Hart’s life is filled with young adult fiction. She writes her books from a small studio behind her house near Portland, Oregon, and teaches other people to write young adult books. She even dresses up in a T. rex costume and gives books away.

“I refuse to give in, I refuse to surrender. I will fight the good fight, I will put on my inflatable T. rex costume and fill the little free libraries in my community with diverse books until the cows come home,” she said.

As some parents use school board meetings as places to spar over what’s appropriate to expose children to, Hart says she sees people who are not looking at their kids’ social media feeds.

“Books are not teaching kids to be a certain way. Books for kids are providing safe spaces for kids to explore their identity and providing them with a language to talk about that identity, and not just their identities.”

In 2019, Hart wrote a book for adults, a guide to finding inclusive books for kids. The idea came from the missing stories in her own life.

Research also supports Hart’s logic.

In a recent study, researchers in Minnesota analyzed data from students across the state in grades eight, nine and 11, finding that a significant portion of the youth population identified with terms including lesbian, gay, bisexual, queer, pansexual, transgender, genderqueer, genderfluid or nonbinary.

Many of the identities the students in the study use are often absent from forms and surveys given to them, which is especially concerning given the high rates of depression and bias-based bullying experienced by many students, particularly those who identified as pansexual, nonbinary or transmasculine.

A step as simple as expanding identity options could help, according to the study, published in the American Academy of Pediatrics.

And that’s what Hart continues to do as an author and parent.

Hart and her husband, Jonathan, live with a lot of books, animals and their teenage daughter, Maia, who identifies as nonbinary.

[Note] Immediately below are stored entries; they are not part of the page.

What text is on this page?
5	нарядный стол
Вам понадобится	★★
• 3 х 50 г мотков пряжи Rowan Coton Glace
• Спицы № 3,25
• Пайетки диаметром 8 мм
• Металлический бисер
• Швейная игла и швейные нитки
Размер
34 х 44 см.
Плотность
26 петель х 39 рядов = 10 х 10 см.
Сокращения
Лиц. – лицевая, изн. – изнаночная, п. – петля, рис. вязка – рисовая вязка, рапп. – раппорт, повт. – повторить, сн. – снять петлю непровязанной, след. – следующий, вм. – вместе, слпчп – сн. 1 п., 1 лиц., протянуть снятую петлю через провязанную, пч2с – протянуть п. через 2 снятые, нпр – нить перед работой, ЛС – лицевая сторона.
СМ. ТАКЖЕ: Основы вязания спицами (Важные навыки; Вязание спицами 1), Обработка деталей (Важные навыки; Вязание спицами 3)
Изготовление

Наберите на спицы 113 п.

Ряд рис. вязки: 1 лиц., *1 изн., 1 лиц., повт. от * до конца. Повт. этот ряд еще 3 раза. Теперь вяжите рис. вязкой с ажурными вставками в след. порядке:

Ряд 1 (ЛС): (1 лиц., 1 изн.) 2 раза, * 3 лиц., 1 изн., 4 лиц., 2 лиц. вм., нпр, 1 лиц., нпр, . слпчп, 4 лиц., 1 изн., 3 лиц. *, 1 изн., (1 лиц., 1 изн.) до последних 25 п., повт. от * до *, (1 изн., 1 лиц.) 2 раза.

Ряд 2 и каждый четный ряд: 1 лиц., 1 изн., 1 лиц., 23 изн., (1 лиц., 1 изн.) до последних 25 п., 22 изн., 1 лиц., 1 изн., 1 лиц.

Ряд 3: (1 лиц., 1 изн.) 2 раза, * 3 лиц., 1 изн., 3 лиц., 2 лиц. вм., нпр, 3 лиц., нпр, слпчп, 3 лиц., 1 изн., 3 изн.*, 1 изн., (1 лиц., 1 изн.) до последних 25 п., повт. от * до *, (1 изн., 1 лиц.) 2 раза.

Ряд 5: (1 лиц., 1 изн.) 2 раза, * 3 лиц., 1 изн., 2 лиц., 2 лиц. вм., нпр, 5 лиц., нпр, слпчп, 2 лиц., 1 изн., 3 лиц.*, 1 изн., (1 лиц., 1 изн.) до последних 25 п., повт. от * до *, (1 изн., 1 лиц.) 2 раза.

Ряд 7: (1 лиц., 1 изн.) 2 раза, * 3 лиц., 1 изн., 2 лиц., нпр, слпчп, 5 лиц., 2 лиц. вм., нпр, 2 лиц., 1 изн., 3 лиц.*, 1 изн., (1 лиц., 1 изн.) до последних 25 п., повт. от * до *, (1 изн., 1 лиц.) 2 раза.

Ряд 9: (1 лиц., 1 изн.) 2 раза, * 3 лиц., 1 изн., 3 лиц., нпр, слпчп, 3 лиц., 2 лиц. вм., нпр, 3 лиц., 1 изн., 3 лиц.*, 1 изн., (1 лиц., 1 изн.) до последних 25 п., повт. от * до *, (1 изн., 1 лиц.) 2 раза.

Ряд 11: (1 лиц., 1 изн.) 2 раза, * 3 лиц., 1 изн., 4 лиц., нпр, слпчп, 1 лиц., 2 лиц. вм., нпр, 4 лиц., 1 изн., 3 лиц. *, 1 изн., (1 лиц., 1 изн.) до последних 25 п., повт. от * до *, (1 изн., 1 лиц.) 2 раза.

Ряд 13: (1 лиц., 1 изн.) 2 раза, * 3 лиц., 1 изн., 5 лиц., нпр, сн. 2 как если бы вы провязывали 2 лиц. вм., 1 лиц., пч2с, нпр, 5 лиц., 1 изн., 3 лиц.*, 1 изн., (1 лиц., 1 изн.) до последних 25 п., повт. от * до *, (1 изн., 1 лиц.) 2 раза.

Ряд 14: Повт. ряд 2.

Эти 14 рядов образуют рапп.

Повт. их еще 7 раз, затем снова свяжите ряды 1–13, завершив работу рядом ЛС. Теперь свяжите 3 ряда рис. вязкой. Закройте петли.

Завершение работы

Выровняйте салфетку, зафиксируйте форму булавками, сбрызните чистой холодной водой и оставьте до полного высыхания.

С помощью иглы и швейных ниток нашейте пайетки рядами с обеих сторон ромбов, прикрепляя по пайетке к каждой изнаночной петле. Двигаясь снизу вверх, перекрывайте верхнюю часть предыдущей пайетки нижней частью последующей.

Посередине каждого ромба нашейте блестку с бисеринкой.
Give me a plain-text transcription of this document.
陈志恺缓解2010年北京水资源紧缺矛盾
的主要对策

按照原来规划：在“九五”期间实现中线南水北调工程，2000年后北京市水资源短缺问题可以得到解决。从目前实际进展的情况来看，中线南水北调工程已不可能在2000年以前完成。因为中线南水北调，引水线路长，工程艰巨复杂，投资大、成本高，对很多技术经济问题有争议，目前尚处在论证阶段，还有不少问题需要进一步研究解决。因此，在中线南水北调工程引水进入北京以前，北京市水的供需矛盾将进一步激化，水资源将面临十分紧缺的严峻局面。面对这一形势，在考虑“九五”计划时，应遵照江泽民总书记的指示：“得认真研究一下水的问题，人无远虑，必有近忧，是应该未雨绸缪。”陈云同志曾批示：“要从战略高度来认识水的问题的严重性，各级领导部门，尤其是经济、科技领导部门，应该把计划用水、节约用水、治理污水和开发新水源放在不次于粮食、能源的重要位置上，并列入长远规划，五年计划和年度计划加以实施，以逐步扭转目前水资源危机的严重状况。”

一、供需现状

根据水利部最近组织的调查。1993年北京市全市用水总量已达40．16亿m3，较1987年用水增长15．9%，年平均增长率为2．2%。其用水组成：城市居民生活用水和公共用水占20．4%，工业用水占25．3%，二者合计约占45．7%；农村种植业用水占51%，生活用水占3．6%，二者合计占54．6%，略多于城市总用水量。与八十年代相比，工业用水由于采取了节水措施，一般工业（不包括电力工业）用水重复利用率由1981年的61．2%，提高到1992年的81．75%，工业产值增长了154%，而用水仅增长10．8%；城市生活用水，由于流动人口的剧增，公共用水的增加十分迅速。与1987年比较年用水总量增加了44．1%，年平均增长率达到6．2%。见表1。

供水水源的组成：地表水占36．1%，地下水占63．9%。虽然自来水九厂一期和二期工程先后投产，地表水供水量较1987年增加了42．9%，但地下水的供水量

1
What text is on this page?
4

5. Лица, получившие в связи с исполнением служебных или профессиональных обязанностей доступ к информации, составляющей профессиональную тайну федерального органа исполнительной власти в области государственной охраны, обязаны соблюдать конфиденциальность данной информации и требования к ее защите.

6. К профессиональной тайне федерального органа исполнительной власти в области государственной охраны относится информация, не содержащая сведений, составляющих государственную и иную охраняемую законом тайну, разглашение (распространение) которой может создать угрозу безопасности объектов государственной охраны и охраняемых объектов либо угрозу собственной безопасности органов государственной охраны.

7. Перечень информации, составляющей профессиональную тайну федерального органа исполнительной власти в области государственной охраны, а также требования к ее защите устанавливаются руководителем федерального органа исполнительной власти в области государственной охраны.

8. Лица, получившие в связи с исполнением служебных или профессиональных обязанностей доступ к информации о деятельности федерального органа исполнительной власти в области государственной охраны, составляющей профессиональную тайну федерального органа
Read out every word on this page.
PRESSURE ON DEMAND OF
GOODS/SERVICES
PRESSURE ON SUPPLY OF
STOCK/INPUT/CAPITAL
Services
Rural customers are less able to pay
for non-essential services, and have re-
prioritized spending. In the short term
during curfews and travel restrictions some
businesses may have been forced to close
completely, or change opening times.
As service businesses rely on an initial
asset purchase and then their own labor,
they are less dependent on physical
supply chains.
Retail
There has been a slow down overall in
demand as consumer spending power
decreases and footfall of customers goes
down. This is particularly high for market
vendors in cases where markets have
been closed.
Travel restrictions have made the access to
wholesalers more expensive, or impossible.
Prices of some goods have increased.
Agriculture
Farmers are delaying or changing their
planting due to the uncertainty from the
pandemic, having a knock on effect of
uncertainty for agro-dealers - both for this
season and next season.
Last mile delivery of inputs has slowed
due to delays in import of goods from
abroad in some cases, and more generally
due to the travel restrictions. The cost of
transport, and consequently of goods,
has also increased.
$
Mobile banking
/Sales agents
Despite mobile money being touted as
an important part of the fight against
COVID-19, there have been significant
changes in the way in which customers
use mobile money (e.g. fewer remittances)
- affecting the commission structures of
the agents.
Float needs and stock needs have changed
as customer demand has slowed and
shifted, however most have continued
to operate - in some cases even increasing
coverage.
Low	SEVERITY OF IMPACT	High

Like most teenagers, Maia is plugged into the social media debate, where adults are increasingly warning that teenage lives are becoming dangerously confused about identity.

And she says those adults grew up in a different world from her and her peers.

“I identify as nonbinary, but I love all genders,” Maia told CNN. “I think they don’t have the capacity to understand us. Like, because they didn’t grow up in our time. They don’t know exactly what we’re going through. So they can’t put their brains into our brains.”

Maia says that when she hears adults attack books, she hears attacks on teens who identify as nonbinary.

“What else are they (kids) supposed to read? … they should read about themselves. They should see themselves in the books they read. And not just White people and straight people or cisgendered people.”

This seems like an easy concept for teens such as Maia to accept but when asked why it’s so hard now, her response was simple.

“Adults throwing tantrums, obviously, like always.”